Machine learning-based reliability analysis methods have shown great advancements for their computational efficiency and accuracy. Recently, many efficient learning strategies have been proposed to enhance the computational performance. However, few of them explores the theoretical optimal learning strategy. In this article, we propose several theorems that facilitates such exploration. Specifically, cases that considering and neglecting the correlations among the candidate design samples are well elaborated. Moreover, we prove that the well-known U learning function can be reformulated to the optimal learning function for the case neglecting the Kriging correlation. In addition, the theoretical optimal learning strategy for sequential multiple training samples enrichment is also mathematically explored through the Bayesian estimate with the corresponding lost functions. Simulation results show that the optimal learning strategy considering the Kriging correlation works better than that neglecting the Kriging correlation and other state-of-the art learning functions from the literatures in terms of the reduction of number of evaluations of performance function.
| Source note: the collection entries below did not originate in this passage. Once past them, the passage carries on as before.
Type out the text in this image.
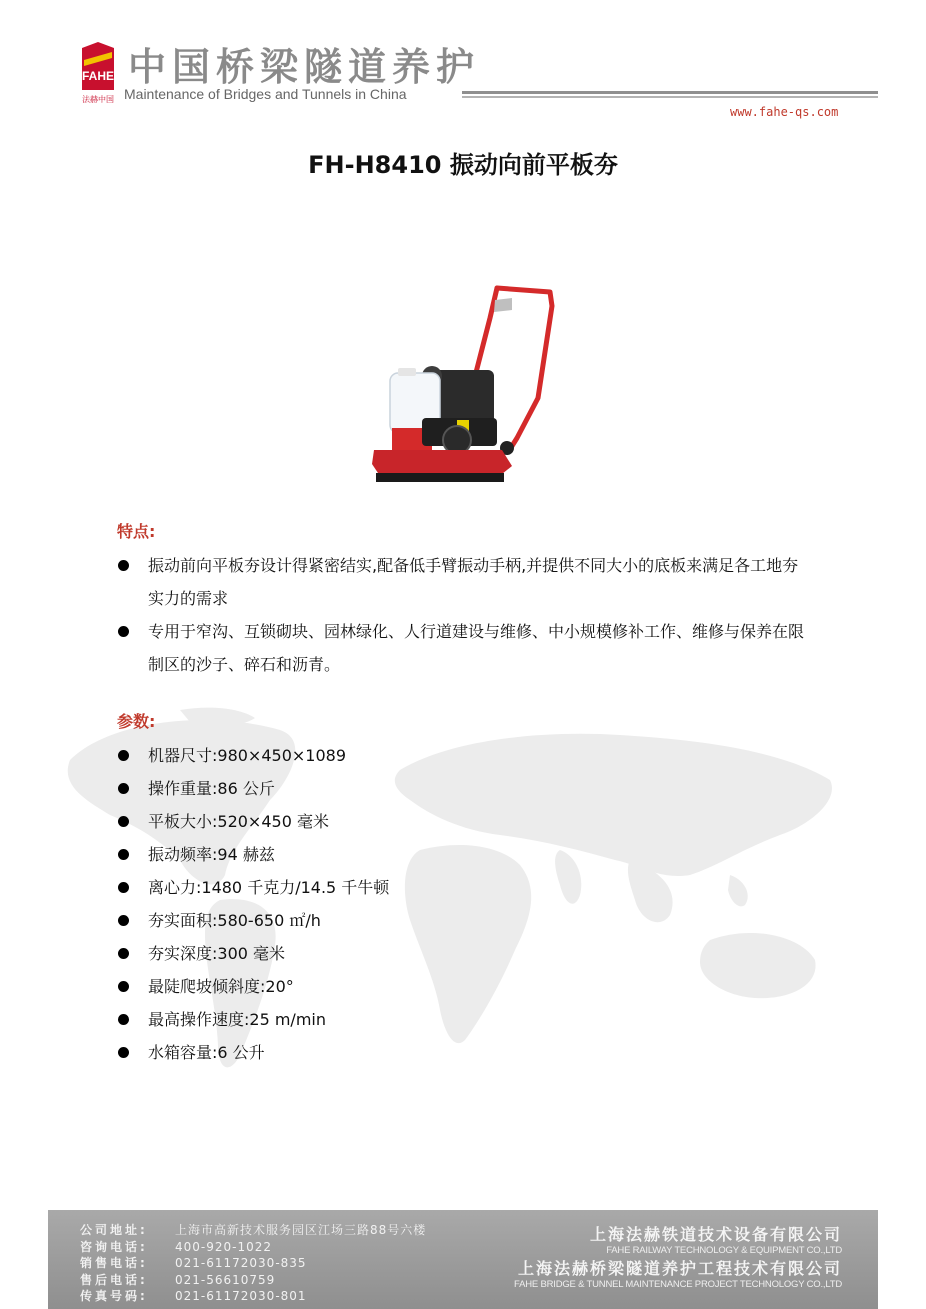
FAHE
法赫中国
中国桥梁隧道养护
Maintenance of Bridges and Tunnels in China
www.fahe-qs.com
FH-H8410 振动向前平板夯
特点:
振动前向平板夯设计得紧密结实,配备低手臂振动手柄,并提供不同大小的底板来满足各工地夯实力的需求
专用于窄沟、互锁砌块、园林绿化、人行道建设与维修、中小规模修补工作、维修与保养在限制区的沙子、碎石和沥青。
参数:
机器尺寸:980×450×1089
操作重量:86 公斤
平板大小:520×450 毫米
振动频率:94 赫兹
离心力:1480 千克力/14.5 千牛顿
夯实面积:580-650 ㎡/h
夯实深度:300 毫米
最陡爬坡倾斜度:20°
最高操作速度:25 m/min
水箱容量:6 公升
公司地址: 上海市高新技术服务园区江场三路88号六楼
咨询电话: 400-920-1022
销售电话: 021-61172030-835
售后电话: 021-56610759
传真号码: 021-61172030-801
上海法赫铁道技术设备有限公司
FAHE RAILWAY TECHNOLOGY & EQUIPMENT CO.,LTD
上海法赫桥梁隧道养护工程技术有限公司
FAHE BRIDGE & TUNNEL MAINTENANCE PROJECT TECHNOLOGY CO.,LTD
However, the implementation needs to investigate very large computational resource.

翻译：基于机器学习的可靠性分析方法因其计算效率和准确性而取得了显著进展。近年来，许多高效的学习策略被提出以提升计算性能，然而鲜有研究探讨理论最优学习策略。本文提出若干定理以推动该探索，具体而言，系统阐述了考虑与忽略候选设计样本间相关性的两类情形。此外，我们证明了著名的U学习函数可重新表述为忽略克里金相关性情形下的最优学习函数。同时，通过贝叶斯估计与相应损失函数，从数学角度探讨了序贯多训练样本扩充的理论最优学习策略。仿真结果表明，考虑克里金相关性的最优学习策略在减少性能函数评估次数方面，优于忽略该相关性的策略及文献中的其他先进学习函数，但该策略的实现需消耗极大的计算资源。